The young Prince had other reasons for understanding. Now, as always, Sweden was very close to Finland. Sweden had acted as go-between in the exchange of notes in which Britain demanded that Finland stop fighting Russia (TIME, Oct. 6), in which Finland last week refused. Sweden, like Finland, was squeezed between the great belligerents.

What about this business of fighting shoulder to shoulder with Germans? That, too, Prince Gustaf Adolf could understand. He was married in Germany to a German princess; he had often been in Germany: he had seen.

Tough old Vaino Tanner, Finland’s Minister of Commerce and Industry, who had also been to Germany, had that very afternoon protested that the Finns were not Nazis: “The Finns are Democratic and want the parliamentary system, as they have heretofore. I want especially to point that out to some circles abroad who may believe that Finland is moving in another direction. We don’t lose our heads. Finland regards herself as Nordic. . . . We must try for a more definite form of cooperation with other Scandinavian countries.”

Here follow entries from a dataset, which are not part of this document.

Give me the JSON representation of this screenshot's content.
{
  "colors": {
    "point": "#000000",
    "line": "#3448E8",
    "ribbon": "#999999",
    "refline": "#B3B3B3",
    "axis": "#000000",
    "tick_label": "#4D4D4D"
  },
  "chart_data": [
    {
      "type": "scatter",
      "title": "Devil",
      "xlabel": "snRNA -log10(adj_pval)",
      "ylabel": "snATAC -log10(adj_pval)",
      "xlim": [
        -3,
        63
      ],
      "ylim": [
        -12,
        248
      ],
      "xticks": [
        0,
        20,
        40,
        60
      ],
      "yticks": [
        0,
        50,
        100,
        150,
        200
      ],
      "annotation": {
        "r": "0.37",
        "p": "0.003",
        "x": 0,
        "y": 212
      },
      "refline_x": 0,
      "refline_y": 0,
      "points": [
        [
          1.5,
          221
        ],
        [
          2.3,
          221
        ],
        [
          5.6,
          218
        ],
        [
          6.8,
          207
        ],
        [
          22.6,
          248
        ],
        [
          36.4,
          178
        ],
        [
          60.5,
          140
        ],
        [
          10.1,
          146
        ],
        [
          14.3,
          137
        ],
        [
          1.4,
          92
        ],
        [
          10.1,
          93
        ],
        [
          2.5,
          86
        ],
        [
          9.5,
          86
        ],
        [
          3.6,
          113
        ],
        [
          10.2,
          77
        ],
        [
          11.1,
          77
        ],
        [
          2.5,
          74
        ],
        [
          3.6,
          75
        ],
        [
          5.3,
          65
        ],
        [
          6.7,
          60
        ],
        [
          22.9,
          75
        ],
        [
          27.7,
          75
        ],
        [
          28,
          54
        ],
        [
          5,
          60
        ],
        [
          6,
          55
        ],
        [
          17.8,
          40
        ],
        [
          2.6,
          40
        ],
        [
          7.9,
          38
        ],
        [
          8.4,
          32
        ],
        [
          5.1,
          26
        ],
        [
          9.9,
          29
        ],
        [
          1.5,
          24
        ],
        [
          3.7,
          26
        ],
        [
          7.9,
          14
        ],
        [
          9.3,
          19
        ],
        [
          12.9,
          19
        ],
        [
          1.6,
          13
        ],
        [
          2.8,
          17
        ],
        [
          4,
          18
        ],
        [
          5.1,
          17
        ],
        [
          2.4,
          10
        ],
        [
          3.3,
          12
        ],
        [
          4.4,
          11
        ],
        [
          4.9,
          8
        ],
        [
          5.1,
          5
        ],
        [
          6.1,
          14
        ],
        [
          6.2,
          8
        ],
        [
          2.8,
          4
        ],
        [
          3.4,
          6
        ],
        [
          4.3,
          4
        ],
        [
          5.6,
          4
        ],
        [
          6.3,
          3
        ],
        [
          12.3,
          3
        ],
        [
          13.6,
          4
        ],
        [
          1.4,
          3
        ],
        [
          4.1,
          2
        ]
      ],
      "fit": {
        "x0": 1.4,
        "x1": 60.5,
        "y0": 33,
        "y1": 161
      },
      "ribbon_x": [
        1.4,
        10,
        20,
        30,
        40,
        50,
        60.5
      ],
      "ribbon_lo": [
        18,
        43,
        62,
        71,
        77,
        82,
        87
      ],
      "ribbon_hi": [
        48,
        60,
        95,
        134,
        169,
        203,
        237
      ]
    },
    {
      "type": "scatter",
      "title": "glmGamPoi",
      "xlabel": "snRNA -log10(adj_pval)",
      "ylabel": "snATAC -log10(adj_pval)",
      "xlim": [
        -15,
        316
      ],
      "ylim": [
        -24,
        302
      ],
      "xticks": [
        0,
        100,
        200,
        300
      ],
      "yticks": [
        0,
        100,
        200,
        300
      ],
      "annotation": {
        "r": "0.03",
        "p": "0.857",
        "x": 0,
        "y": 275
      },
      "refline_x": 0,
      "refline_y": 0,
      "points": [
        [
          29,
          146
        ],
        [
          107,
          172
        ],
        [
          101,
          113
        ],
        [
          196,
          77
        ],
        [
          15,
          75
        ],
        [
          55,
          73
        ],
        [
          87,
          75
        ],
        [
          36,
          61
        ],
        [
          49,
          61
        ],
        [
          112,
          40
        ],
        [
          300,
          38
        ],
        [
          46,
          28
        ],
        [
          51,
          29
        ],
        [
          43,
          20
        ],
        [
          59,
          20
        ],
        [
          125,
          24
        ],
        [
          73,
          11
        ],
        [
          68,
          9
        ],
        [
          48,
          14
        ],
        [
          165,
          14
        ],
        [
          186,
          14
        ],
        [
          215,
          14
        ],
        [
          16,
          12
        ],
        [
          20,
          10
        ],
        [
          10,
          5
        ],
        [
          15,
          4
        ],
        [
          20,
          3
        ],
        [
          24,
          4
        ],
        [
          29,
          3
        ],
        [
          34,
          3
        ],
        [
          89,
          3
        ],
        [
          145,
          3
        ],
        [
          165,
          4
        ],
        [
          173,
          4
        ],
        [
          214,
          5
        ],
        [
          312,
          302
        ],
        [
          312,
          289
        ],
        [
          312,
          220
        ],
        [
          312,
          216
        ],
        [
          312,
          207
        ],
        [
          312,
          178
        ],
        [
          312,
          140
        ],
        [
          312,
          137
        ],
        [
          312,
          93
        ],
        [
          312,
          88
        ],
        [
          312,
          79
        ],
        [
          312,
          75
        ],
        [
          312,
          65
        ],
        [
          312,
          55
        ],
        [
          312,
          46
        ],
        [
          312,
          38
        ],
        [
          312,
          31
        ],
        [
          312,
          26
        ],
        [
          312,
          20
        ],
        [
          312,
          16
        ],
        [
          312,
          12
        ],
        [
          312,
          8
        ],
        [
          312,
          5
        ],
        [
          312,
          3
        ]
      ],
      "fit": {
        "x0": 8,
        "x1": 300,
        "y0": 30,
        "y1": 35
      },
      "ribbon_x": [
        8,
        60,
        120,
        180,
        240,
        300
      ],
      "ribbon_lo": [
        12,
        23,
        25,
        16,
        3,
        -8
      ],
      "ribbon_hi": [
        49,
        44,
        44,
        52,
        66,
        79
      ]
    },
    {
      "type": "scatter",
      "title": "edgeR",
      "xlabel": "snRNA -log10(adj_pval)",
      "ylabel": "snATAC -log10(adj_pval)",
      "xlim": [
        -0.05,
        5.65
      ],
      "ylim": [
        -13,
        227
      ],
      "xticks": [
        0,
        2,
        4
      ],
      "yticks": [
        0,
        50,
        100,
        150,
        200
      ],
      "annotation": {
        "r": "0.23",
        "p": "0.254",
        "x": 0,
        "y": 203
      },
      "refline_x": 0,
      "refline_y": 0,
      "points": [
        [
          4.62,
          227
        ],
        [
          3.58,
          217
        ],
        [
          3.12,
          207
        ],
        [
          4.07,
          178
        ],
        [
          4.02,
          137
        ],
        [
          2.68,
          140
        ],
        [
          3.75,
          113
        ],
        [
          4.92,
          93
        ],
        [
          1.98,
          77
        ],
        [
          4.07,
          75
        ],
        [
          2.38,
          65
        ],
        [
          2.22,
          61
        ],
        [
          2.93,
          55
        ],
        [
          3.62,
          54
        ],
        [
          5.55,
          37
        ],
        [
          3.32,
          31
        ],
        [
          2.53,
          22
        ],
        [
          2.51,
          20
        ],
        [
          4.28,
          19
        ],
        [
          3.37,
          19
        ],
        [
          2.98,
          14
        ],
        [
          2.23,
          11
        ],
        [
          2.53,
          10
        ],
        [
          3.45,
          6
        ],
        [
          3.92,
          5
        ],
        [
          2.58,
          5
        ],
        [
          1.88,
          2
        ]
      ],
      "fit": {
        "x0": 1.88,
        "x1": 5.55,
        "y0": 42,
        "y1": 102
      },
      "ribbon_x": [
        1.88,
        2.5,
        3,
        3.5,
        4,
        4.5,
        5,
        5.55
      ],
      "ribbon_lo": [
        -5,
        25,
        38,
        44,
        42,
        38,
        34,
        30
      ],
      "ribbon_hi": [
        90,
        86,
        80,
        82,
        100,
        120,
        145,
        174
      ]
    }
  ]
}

There were only three other Scandinavian countries: Sweden, Norway, Denmark. Two of them were under the heel of the bogus Nordics, the Nazis.

Gustaf Adolf, future King of the Swedes, could believe that the Finns were fighting for two principles which one day would be the undoing of Nazi Germany: the self-determination of nations, no matter how small, and collective security. And even if the Germans tried later to prevent the realization of those principles, the Germans, for their own reasons, were helping them to fight their fight.

Gustaf Adolf and his escort came to a rise by the river Svir called Mannerheim Hill. As the young Prince stood on the hill Russian artillery shells whistled over his head—and behind him blond men were killed. Yes, he understood why Finns fought.